While spending information alone is not sufficient to answer the types of questions posed here, the alignment of cost estimates to GBD condition data and Organisation for Economic Cooperation and Development health spending is a solid foundation to start comprehensively evaluating them. This will also enable the modelling of hypothetical changes in disease incidence (or case fatality and remission) rates, allowing to determine priority areas to address for reasons over and above just health gain and health inequality reduction.

This would have enormous value in terms of health system planning and prioritising future budget allocations as populations age. From 2019 to 2050, the global population aged 65 years and older is expected to double in size to 1.5 billion [8], while the total global population is unlikely to increase by more than 30% over the same period [9]. At least one-quarter of the non-communicable disease (NCD) burden is attributable to people aged 70 years and over, while nearly 88% of the disease burden in this age group is due to NCDs [2]. Public health challenges associated with ageing populations include reduced economic growth, increased disabilities, multimorbidity, and increased health spending—all of which will vary by ethnicity, geography, sex, and socioeconomic status.

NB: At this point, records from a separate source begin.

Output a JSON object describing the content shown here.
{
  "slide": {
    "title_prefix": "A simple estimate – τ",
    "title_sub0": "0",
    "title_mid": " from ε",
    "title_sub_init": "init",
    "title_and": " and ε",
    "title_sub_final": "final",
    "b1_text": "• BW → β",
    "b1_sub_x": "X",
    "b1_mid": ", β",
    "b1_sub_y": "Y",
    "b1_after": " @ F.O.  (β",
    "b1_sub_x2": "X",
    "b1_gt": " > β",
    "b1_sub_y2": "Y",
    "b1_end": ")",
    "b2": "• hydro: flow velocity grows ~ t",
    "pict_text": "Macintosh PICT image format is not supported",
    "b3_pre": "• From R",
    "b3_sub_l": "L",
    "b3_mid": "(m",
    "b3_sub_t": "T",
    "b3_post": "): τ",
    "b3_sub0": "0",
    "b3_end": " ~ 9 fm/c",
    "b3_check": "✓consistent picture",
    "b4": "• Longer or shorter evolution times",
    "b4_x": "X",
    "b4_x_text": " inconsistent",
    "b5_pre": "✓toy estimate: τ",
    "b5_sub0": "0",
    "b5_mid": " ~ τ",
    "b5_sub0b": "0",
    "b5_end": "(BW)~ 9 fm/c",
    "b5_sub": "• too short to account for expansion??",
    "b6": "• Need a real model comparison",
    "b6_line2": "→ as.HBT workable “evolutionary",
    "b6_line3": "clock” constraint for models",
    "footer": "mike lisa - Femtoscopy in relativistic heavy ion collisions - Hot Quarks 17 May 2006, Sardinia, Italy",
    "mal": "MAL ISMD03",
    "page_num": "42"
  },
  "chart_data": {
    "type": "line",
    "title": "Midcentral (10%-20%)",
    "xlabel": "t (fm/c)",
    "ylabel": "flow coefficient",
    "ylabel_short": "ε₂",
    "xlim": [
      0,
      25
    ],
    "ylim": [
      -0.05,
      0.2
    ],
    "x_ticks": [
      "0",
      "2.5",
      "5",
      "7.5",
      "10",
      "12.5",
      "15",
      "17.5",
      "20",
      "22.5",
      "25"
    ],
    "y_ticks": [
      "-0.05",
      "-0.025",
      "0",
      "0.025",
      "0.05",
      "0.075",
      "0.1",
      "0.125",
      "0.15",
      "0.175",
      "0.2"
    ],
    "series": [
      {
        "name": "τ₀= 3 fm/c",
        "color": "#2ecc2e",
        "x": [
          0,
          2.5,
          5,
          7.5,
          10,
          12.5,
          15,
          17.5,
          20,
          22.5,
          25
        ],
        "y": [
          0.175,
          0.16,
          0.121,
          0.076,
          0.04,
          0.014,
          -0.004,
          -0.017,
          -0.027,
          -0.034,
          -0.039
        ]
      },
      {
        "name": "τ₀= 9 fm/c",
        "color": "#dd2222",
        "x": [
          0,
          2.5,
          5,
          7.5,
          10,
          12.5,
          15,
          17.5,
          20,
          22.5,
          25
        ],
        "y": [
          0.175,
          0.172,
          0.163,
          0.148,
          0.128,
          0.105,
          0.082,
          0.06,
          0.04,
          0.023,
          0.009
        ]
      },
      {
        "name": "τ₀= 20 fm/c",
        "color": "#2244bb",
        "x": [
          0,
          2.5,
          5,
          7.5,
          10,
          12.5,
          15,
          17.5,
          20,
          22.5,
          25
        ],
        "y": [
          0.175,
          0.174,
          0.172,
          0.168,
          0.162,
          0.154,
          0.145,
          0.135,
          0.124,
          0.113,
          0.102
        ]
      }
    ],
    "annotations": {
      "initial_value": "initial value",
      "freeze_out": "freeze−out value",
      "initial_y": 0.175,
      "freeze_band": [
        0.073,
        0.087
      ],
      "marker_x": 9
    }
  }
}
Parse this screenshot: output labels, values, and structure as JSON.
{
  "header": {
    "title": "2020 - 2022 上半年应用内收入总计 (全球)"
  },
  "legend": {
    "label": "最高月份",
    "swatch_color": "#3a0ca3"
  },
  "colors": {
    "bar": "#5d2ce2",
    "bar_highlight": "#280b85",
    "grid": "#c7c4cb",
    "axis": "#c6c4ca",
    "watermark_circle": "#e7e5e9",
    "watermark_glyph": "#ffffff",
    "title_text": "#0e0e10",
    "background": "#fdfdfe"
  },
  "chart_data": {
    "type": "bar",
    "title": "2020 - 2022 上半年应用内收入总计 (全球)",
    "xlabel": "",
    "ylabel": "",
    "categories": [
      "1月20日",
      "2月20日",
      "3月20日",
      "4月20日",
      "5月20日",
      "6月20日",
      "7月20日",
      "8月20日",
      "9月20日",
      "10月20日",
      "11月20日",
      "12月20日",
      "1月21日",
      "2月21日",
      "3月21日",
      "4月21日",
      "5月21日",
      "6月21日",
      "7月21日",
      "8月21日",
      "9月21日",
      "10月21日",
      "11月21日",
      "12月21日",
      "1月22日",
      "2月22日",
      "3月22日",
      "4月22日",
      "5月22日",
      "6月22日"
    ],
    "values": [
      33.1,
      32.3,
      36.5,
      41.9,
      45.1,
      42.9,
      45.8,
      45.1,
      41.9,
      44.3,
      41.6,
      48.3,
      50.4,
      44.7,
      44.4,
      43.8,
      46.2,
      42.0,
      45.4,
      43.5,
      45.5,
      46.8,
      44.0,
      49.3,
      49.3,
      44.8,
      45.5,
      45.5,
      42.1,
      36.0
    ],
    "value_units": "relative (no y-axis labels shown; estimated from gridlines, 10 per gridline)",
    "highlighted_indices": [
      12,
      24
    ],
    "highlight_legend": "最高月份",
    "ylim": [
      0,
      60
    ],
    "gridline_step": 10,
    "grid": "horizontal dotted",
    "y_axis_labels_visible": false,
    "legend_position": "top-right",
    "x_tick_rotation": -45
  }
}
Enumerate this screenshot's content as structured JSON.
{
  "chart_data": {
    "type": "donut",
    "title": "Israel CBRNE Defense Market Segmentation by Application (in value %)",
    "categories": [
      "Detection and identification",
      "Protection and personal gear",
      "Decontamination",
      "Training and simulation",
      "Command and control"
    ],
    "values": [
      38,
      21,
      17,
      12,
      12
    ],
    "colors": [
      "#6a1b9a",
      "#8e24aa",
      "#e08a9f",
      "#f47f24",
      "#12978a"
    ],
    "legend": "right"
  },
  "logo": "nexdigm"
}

Yes, populations are ageing. But if they are also getting healthier at a given age, then the morbidity may be—theoretically—shifted out. How this will affect health budgets is an area of large uncertainty—the case could also be made that total health spending is a policy decision and not a pure function of disease burden. Many researchers and policy-makers assume morbidity by age is static going forward, and indeed GBD analyses show that the rate of years lived with disease by age does not change too much over time, although which diseases contribute to that morbidity does change over time [10]. The perpetual question given this context is “Will preventing disease reduce spending in old age?”, or at least free up some resources to deploy elsewhere. This is only possible to answer with integrated disease expenditure data and population simulation models. The dynamic nature of disease development and costs by phase is therefore important to capture in costing projections.

Conclusions

Strengthening health information systems across countries would improve current challenges related to data availability, quality, and relevance, allowing more countries to generate their own disease expenditure estimates. While these estimates would not provide all the information necessary to reduce disease burden, they are an excellent starting point towards a much bigger goal: a resource that brings together comprehensive health expenditure data and analyses of worldwide trends, similar to the GBD Study. The recently published work on disease spending in Norway by Kinge et al. [1] brings us one step closer to having such consistent estimates.